本業の運送事業で過半数の社が赤字たれ流し

物流、運送のイメージ(画像:写真AC)
物流、運送のイメージ(画像:写真AC)

 全日本トラック協会の調査によれば、2019年度、貨物運送事業において黒字(営業利益)を出している事業者は37%しかいない。調査対象全社の平均営業利益率はマイナス1.0%である。

 この状態は、2019年度に限ったことではない。2018年度の平均営業利益率はマイナス0.1%、2017年度はマイナス0.3%であり、営業利益ベースで、2018年度は46%、2017年度は50%の運送会社が赤字に陥っている。

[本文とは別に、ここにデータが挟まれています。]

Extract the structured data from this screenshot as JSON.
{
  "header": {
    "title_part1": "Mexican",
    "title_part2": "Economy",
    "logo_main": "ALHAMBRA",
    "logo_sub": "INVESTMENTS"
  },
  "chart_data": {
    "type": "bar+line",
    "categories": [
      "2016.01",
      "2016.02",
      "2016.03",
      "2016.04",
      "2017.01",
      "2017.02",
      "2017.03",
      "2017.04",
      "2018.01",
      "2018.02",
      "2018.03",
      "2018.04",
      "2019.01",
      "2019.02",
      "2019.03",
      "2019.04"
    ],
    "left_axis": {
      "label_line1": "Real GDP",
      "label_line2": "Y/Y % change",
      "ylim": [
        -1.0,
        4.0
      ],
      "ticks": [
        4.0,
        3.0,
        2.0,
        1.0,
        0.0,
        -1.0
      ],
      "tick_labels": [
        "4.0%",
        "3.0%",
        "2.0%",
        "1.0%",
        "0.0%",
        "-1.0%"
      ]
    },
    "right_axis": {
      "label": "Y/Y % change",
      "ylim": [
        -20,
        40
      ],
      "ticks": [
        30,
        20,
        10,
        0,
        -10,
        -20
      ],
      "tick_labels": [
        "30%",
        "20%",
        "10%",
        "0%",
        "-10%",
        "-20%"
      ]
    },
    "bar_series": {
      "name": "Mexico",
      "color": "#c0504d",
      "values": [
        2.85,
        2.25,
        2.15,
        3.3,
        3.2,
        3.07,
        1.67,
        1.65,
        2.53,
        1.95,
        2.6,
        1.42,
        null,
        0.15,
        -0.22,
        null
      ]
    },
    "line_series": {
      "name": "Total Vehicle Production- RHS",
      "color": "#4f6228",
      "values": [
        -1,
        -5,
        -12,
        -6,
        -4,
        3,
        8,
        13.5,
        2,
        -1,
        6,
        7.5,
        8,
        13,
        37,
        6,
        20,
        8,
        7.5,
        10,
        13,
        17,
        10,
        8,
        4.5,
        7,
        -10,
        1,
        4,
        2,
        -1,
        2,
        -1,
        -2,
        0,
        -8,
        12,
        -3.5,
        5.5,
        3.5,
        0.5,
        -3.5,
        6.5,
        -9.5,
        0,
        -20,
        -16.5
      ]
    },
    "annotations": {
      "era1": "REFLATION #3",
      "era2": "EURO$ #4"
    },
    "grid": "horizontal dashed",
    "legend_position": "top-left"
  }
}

 2010年10月に行われた第1回フィジカルインターネット実現会議では、「物流は社会経済を円滑に回す上で重要な社会インフラである」と指摘してる。だが、毎年半数の企業が赤字を垂れ流すジリ貧の運送業界は、「社会経済を円滑に回す上で重要な社会インフラ」たりうるのだろうか?

 多くの人は、この事実を知らない。

 だから明日も明後日も、運送会社は社会のインフラとして、私たちの生活に欠かせないあらゆるものを運び続けてくれると考えている。だが、「もうこれ以上の赤字には耐えられません」とある日突然、赤字の運送会社が運送事業を停止したらどうなるのか。

物流課題を先送りにしてきた日本社会

 国土交通省が主導してきたこれまでの物流施策は、どこか決め手を欠いてきた。

 近年の課題を振り返れば、トラックドライバー不足は解消していないし、2015年に「再配達による社会的損失は、年間約1.8億時間・年約9万人分の労働力に相当する」と発表され、2017年のヤマトショック(※)につながった再配達問題は、一見解消傾向にあるようだが、これはコロナ禍によって在宅勤務者が増え、なし崩し的に得られた結果でしかない。

 そもそも、現在日本社会が抱えている物流危機の多くは、1990(平成2)年に運送事業が免許制から認可制へ変更されたという、政策の失敗に端を発する。

 1990年に約4万社だった運送会社は、規制緩和によって2007年には約6万3千社まで増加した結果、過当競争から運送会社の収益を悪化させ、物流業界全体が疲弊した。

 国の怠慢に釘を差したのが、経団連である。

 2015年10月、経団連は、提言書「企業の競争力強化と豊かな生活を支える物流のあり方」を発表した。

 提言書では、「物流を介在させることなく、効率的で円滑な企業活動や満足度の高い暮らしをおくることは、今日的には事実上、困難」と物流の重要性を指摘した上で、「物流業界が官民連携で課題の克服や新しい産業構造への適切かつ迅速な対応をとらなければ、わが国産業全体の競争力が弱体化するおそれ」と提言している。

 こうした状況を打開するべく、フィジカルインターネット実現に向け、国土交通省に加えて経済産業省が名乗り出てきたのは、経済界の強い要望もあり、国がようやく重い腰を上げ、物流改革に本気で取り組もうとし始めた証なのだろう。

(※)ヤマト運輸が法人顧客に対し運賃の一斉値上げを発表。他路線便事業者も追随。